Is Recycling Worth It?

Recently I received a notice in the mail reading “we will no longer be collecting recycling from your address, and we apologise for the inconvenience”. My neighborhood cancelled recycling, something I had been taught to do since kindergarten. This news got me thinking – how does recycling really work? I had heard some rumors that recycling wasn’t really “worth it” because of new trade policies, and decided to dig a little deeper. 

I wanted to figure out if recycling was worth it. Was my sorting of paper from plastic really helping the environment at all? In short: It’s complicated. 

Recycling can often get contaminated, especially using the current system of a singular bin for every material. People often recycle materials without properly cleaning them, which can make the entire bin unusable, causing it to end up in a landfill. Contamination also makes recycling more expensive and less effective, decreasing incentives for cities and municipalities to recycle. Certain materials are a lot easier to recycle than others, and take a lot of greenhouse gasses to break down. Plastic and glass take a significant amount of energy to break down, and can actually create more greenhouse gasses than simply letting them break down in a landfill. On the other hand, paper, cardboard, and aluminum are easy to recycle, and have an overall positive effect on the environment. 

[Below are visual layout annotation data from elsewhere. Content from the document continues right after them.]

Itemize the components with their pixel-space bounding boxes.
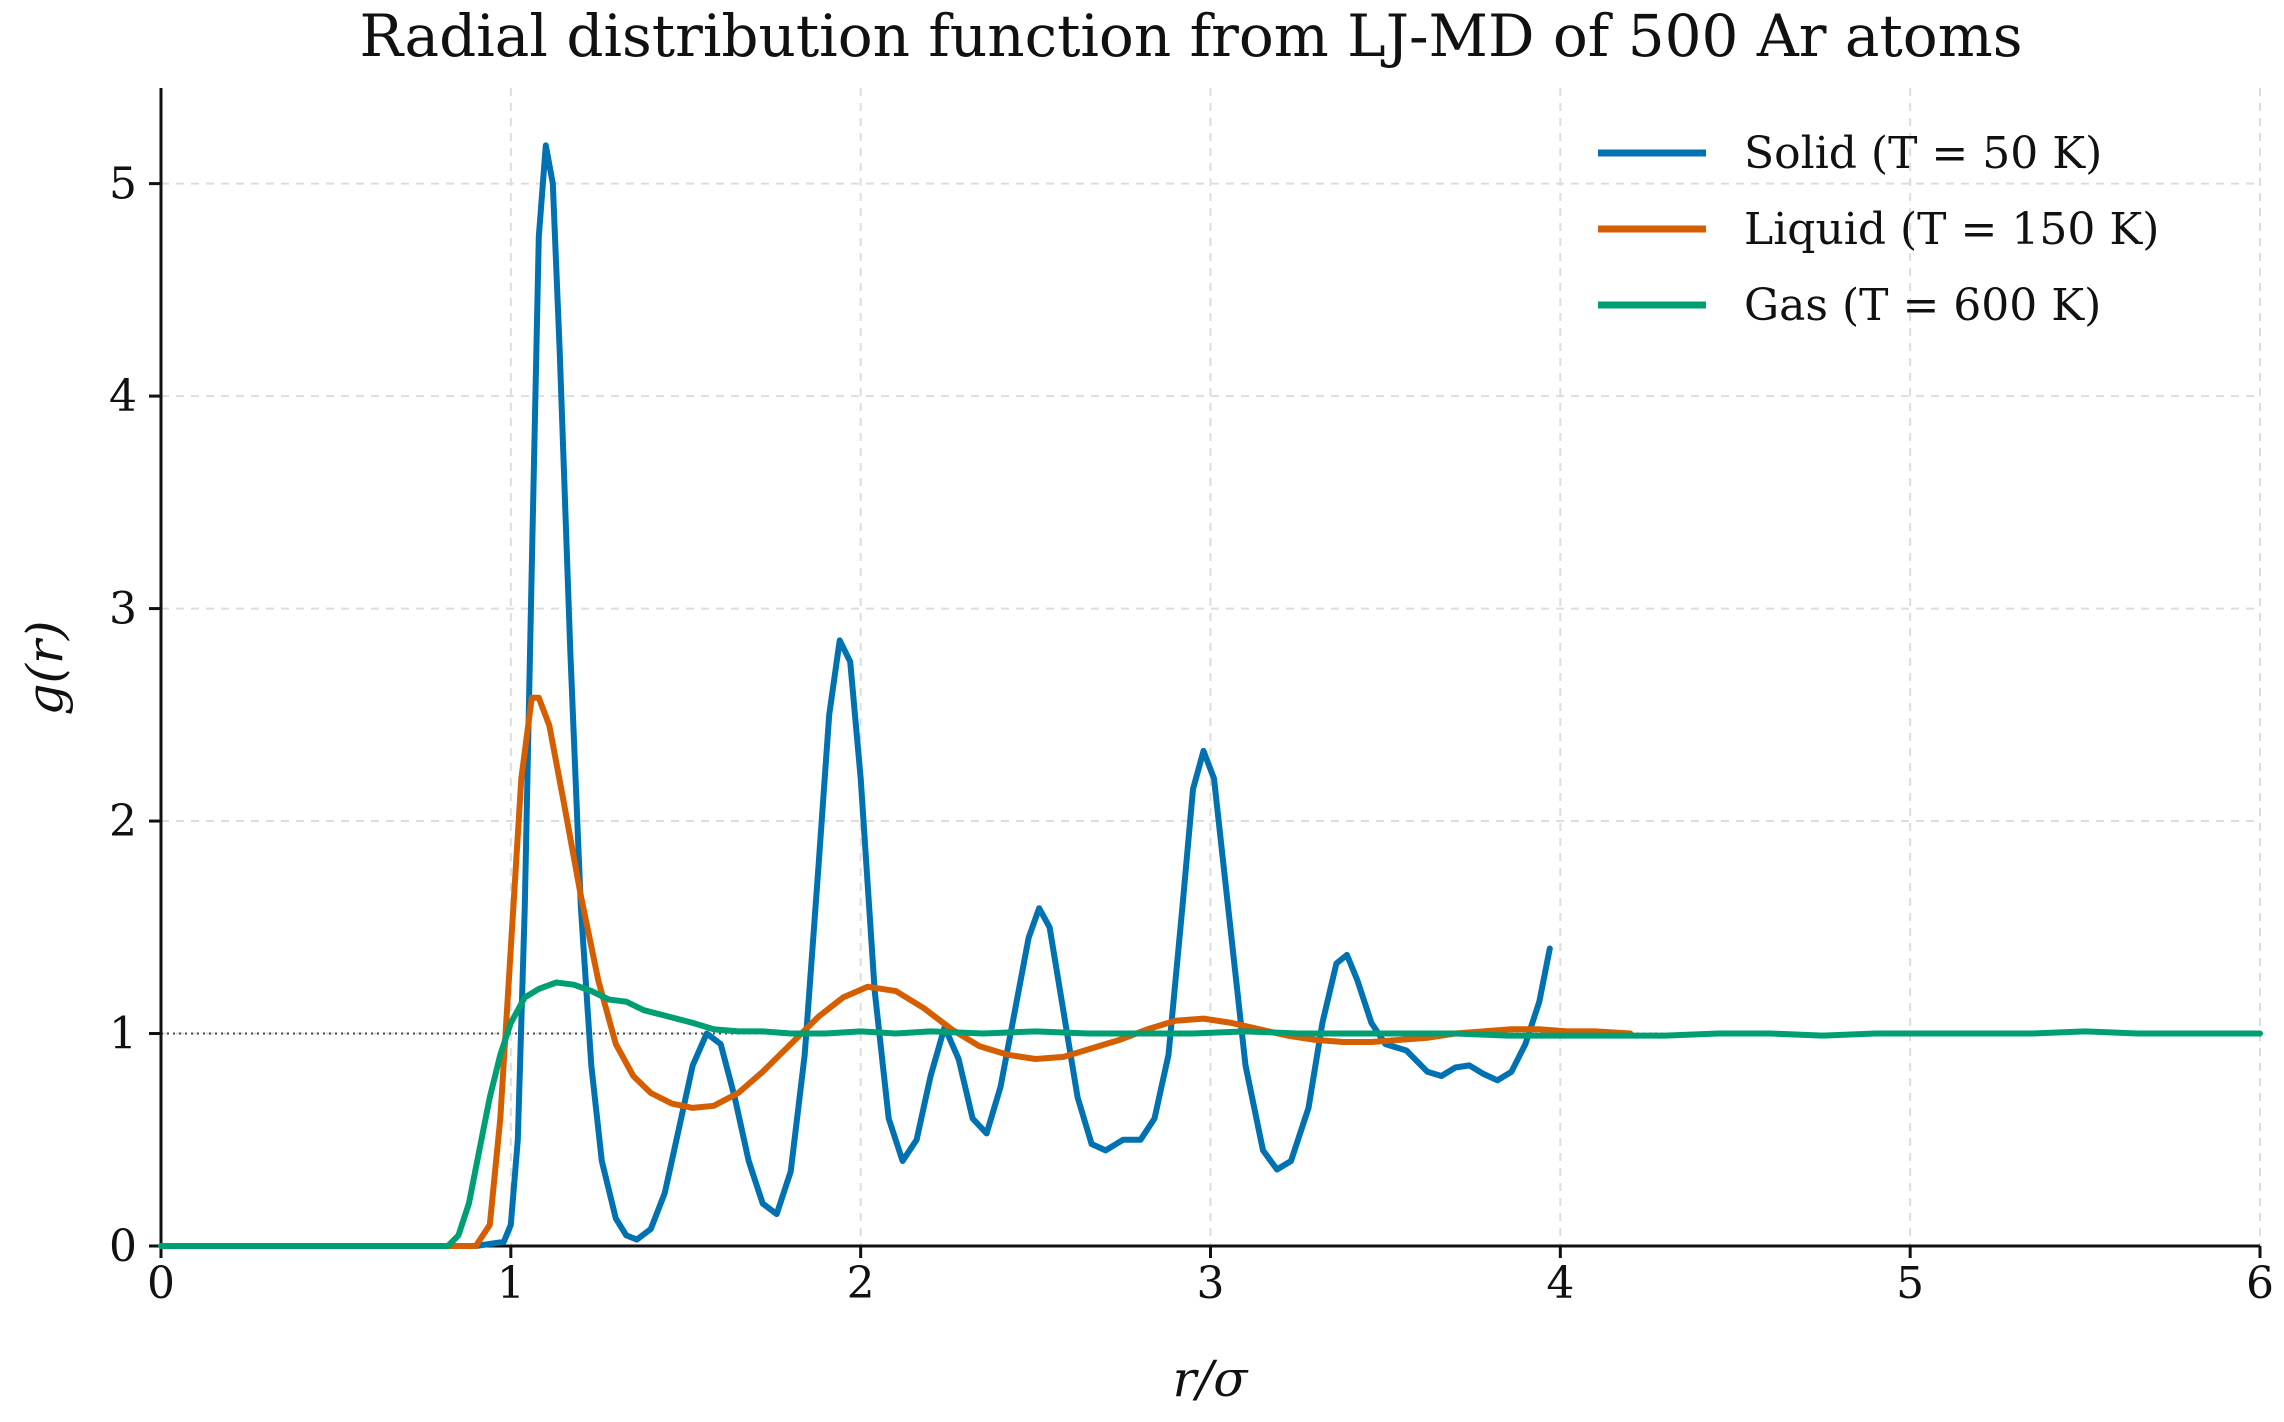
x-tick-label: 2 [847,1258,875,1309]
x-tick-label: 0 [147,1258,175,1309]
x-tick-label: 4 [1546,1258,1574,1309]
x-axis-label: r/σ [1173,1350,1250,1408]
x-tick-label: 5 [1896,1258,1924,1309]
x-tick-label: 3 [1197,1258,1225,1309]
x-tick-label: 1 [497,1258,525,1309]
series-line-solid [158,142,1553,1249]
x-ticks: 0 1 2 3 4 5 6 [147,1246,2274,1309]
legend: Solid (T = 50 K) Liquid (T = 150 K) Gas (T… [1598,128,2159,331]
y-tick-label: 0 [109,1221,137,1272]
x-tick-label: 6 [2246,1258,2274,1309]
y-tick-label: 4 [109,371,137,422]
legend-label-gas: Gas (T = 600 K) [1744,280,2101,331]
y-axis-label: g(r) [16,621,74,716]
series-line-liquid [158,694,1634,1249]
legend-label-solid: Solid (T = 50 K) [1744,128,2102,179]
y-tick-label: 2 [109,796,137,847]
legend-label-liquid: Liquid (T = 150 K) [1744,204,2159,255]
series-lines [158,142,2263,1249]
y-ticks: 0 1 2 3 4 5 [109,159,161,1272]
series-line-gas [158,979,2263,1249]
y-tick-label: 1 [109,1009,137,1060]
chart-title: Radial distribution function from LJ-MD … [360,2,2023,70]
y-tick-label: 3 [109,584,137,635]
y-tick-label: 5 [109,159,137,210]
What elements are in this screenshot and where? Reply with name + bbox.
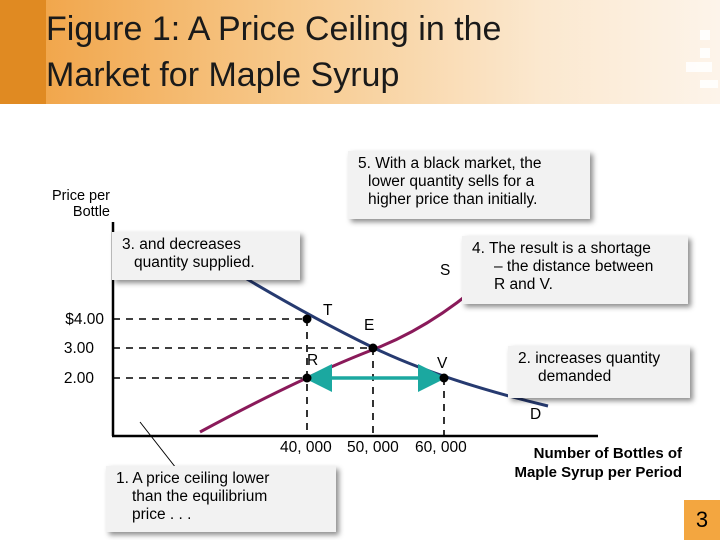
slide-title-line: Figure 1: A Price Ceiling in the [46,10,502,48]
x-tick-label: 50, 000 [347,439,399,456]
callout-line: than the equilibrium [132,488,268,505]
x-axis-title: Number of Bottles of Maple Syrup per Per… [472,444,682,482]
point-t-label: T [323,302,333,319]
header-decoration [686,62,712,72]
header-decoration [700,30,710,40]
supply-curve-label: S [440,262,451,279]
callout-line: 1. A price ceiling lower [116,470,270,487]
point-e [368,343,378,353]
demand-curve-label: D [530,406,542,423]
header-accent-bar [0,0,46,104]
x-tick-label: 60, 000 [415,439,467,456]
point-e-label: E [364,317,375,334]
callout-decreases-supply: 3. and decreases quantity supplied. [112,232,300,280]
slide-title: Figure 1: A Price Ceiling in the Market … [46,6,686,98]
point-t [302,314,312,324]
callout-increases-demand: 2. increases quantity demanded [508,346,690,398]
callout-shortage: 4. The result is a shortage – the distan… [462,236,688,304]
y-tick-label: 3.00 [63,340,94,357]
callout-line: R and V. [494,276,553,293]
x-tick-label: 40, 000 [280,439,332,456]
y-axis-title-line: Price per [51,188,110,204]
point-r-label: R [307,352,319,369]
callout-line: quantity supplied. [134,254,255,271]
x-axis-title-line: Number of Bottles of [533,445,682,462]
point-v [439,373,449,383]
callout-1-pointer [139,421,177,469]
callout-line: 4. The result is a shortage [472,240,651,257]
page-number: 3 [684,500,720,540]
y-axis-title: Price per Bottle [10,188,110,220]
point-r [302,373,312,383]
slide-header: Figure 1: A Price Ceiling in the Market … [0,0,720,104]
y-tick-label: 2.00 [63,370,94,387]
callout-line: – the distance between [494,258,654,275]
callout-line: price . . . [132,506,192,523]
callout-line: demanded [538,368,612,385]
callout-line: 5. With a black market, the [358,155,542,172]
callout-line: 2. increases quantity [518,350,661,367]
point-v-label: V [437,355,448,372]
header-decoration [700,48,710,58]
header-decoration [700,80,718,88]
callout-line: higher price than initially. [368,191,538,208]
y-axis-title-line: Bottle [72,204,110,220]
callout-price-ceiling: 1. A price ceiling lower than the equili… [106,466,336,532]
callout-line: lower quantity sells for a [368,173,535,190]
callout-black-market: 5. With a black market, the lower quanti… [348,151,590,219]
y-tick-label: $4.00 [65,311,104,328]
slide-title-line: Market for Maple Syrup [46,56,400,94]
callout-line: 3. and decreases [122,236,241,253]
x-axis-title-line: Maple Syrup per Period [514,464,682,481]
supply-curve [199,264,502,434]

Recycling can become an easy “green trap” to fall into, tricking us into believing that we are being environmentally friendly. Reducing our single use plastic use is drastically better for the environment than recycling, and throwing something in the green bin can trick us into feeling like we are being sustainable when we could be doing more. 

On a broader level, the American recycling system is fundamentally flawed. We ship a lot of our recycling overseas to be processed, creating a large carbon footprint to transport all of the waste. The ways in which recycling is actually processed needs more development as well, as the systems to break down the waste are inefficient.